Today, salmon face a similar kind of existential threat. Steven Rinella and the crew spoke in a recent MeatEater Podcast episode with journalist Mark Kurlansky about his latest book, Salmon: A Fish, the Earth, and the History of Their Common Fate. Kurlansky described how the salmon populations around the world are being depleted by forces like deforestation, commercial fishing, and climate change.
The black bass’s history is both a cautionary tale and a reason to hope. Salmon won’t be saved by a little community organizing and a simple act of Congress. Their situation is much more complex, and climate change is a wrench in the machine that may ultimately prove unfixable.
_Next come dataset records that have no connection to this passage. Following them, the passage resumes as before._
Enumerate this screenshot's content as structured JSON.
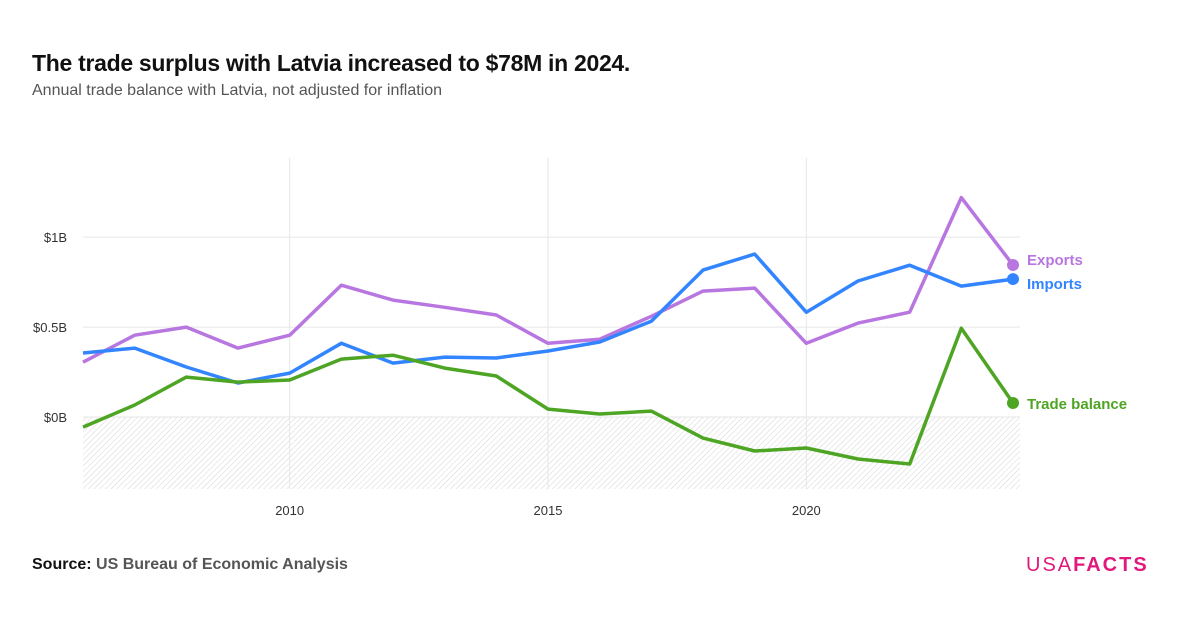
{
  "header": {
    "title": "The trade surplus with Latvia increased to $78M in 2024.",
    "subtitle": "Annual trade balance with Latvia, not adjusted for inflation"
  },
  "footer": {
    "source_label": "Source:",
    "source": "US Bureau of Economic Analysis",
    "logo_usa": "USA",
    "logo_facts": "FACTS"
  },
  "chart_data": {
    "type": "line",
    "title": "The trade surplus with Latvia increased to $78M in 2024.",
    "subtitle": "Annual trade balance with Latvia, not adjusted for inflation",
    "xlabel": "",
    "ylabel": "",
    "x": [
      2006,
      2007,
      2008,
      2009,
      2010,
      2011,
      2012,
      2013,
      2014,
      2015,
      2016,
      2017,
      2018,
      2019,
      2020,
      2021,
      2022,
      2023,
      2024
    ],
    "xlim": [
      2006,
      2024
    ],
    "ylim": [
      -0.4,
      1.44
    ],
    "x_ticks": [
      {
        "value": 2010,
        "label": "2010"
      },
      {
        "value": 2015,
        "label": "2015"
      },
      {
        "value": 2020,
        "label": "2020"
      }
    ],
    "y_ticks": [
      {
        "value": 0,
        "label": "$0B"
      },
      {
        "value": 0.5,
        "label": "$0.5B"
      },
      {
        "value": 1,
        "label": "$1B"
      }
    ],
    "grid": true,
    "negative_region_hatched": true,
    "legend": "end-of-line labels",
    "series": [
      {
        "name": "Exports",
        "color": "#b877e0",
        "values": [
          0.305,
          0.455,
          0.5,
          0.383,
          0.455,
          0.733,
          0.65,
          0.61,
          0.567,
          0.41,
          0.433,
          0.56,
          0.7,
          0.717,
          0.41,
          0.522,
          0.583,
          1.22,
          0.845
        ]
      },
      {
        "name": "Imports",
        "color": "#3385ff",
        "values": [
          0.356,
          0.383,
          0.278,
          0.189,
          0.244,
          0.41,
          0.3,
          0.333,
          0.328,
          0.367,
          0.417,
          0.533,
          0.817,
          0.906,
          0.583,
          0.756,
          0.844,
          0.728,
          0.767
        ]
      },
      {
        "name": "Trade balance",
        "color": "#4ea524",
        "values": [
          -0.056,
          0.067,
          0.222,
          0.194,
          0.206,
          0.322,
          0.344,
          0.272,
          0.228,
          0.044,
          0.017,
          0.033,
          -0.117,
          -0.189,
          -0.172,
          -0.233,
          -0.261,
          0.494,
          0.078
        ]
      }
    ]
  }
}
Still, black bass conservation efforts demonstrate the power of persistence. Americans were noting the devastation of unregulated and commercial hunting as early as 1823, when James Fenimore Cooper described in his novel The Pioneers the effects of net fishing on a lake in New York. It took more than 100 years for Congress to finally step in and grant the species federal protection, and they only did so at the insistence of the angling community. To save and protect any species, anglers, hunters, and conservationists must play the long game. Salmon won’t be saved overnight, but the black bass’s story suggests that they may yet be saved.